Identifico a "homofobia recalcada" sendo o alvo daquela suspeita levantada por muitos dos homossexuais em relação as atitudes discriminadoras dos homofóbicos, fazendo com que a maioria se questione sobre a possível existência da "homofobia internalizada". Isto porque, segundo o que entendi da psicanalista, TODOS os seres humanos tiveram que fazer uma escolha de um objeto sexual naquela fase da infância e deixaram "as demais" possibilidades (para os homossexuais, no caso, a heterossexualidade) "recalcada". Donde se conclui que em todo heterossexual, por sua vez, também resida uma "homossexualidade recalcada", sendo que alguns lidam bem com isto e outros não.

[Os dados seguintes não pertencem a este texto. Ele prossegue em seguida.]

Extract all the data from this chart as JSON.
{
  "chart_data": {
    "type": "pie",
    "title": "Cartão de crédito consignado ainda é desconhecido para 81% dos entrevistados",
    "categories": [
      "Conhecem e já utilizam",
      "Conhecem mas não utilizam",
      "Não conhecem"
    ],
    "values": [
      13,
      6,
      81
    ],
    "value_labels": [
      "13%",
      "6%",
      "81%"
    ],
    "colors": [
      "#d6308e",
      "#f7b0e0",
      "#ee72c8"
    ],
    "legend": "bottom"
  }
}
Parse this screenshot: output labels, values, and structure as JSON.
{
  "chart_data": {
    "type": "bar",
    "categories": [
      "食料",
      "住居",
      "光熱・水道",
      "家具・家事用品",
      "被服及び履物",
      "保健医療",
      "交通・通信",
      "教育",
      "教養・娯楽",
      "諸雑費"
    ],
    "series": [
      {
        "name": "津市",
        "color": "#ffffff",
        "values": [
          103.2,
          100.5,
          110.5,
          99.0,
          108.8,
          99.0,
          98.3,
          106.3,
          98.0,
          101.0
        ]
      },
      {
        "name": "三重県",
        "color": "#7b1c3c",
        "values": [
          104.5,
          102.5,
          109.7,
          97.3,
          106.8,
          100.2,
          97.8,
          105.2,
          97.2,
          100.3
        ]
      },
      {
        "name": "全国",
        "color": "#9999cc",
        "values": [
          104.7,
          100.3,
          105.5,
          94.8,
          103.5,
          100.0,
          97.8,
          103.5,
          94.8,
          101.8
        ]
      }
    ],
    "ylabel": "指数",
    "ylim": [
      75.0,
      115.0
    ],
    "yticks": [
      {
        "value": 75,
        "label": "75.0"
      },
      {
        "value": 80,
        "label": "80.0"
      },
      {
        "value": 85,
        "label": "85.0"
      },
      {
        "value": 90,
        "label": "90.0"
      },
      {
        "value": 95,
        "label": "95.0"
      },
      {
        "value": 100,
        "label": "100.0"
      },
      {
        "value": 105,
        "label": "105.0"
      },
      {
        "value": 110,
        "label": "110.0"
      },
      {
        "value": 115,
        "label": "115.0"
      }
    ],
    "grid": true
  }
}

Neste sentido, conclui a Dra. Silvia Magaravite:
"E aquilo que vemos no social é que quanto maior for nossa dificuldade em aceitar em nós a homossexualidade recalcada, maior a possibilidade que temos de fazer deste outro, que pensamos ser tão diferentes de nós, objetos de nosso ódio, daí é que vemos tantas agressões e até assassinatos".
Me parece que a chamada "homofobia internalizada" decorre da "homossexualidade recalcada", apenas não sei se ambas são coisas distintas ou terminologias de um mesmo conceito.
De qualquer forma, muito rico o tema levantado no Seminário em questão. Ajuda a compreendermos melhor as dificuldades pelas quais passamos, sem as quais o enfrentamento só é dificultado. No entanto, apesar de algumas transcrições, imprescindível a leitura do texto integral, no contexto imposto pela psicanalista, pois à luz do óbvio, aqui houve uma pretensa retratação daquilo que me foi inspirado, o que necessariamente não representa a realidade do que foi exposto pela expert.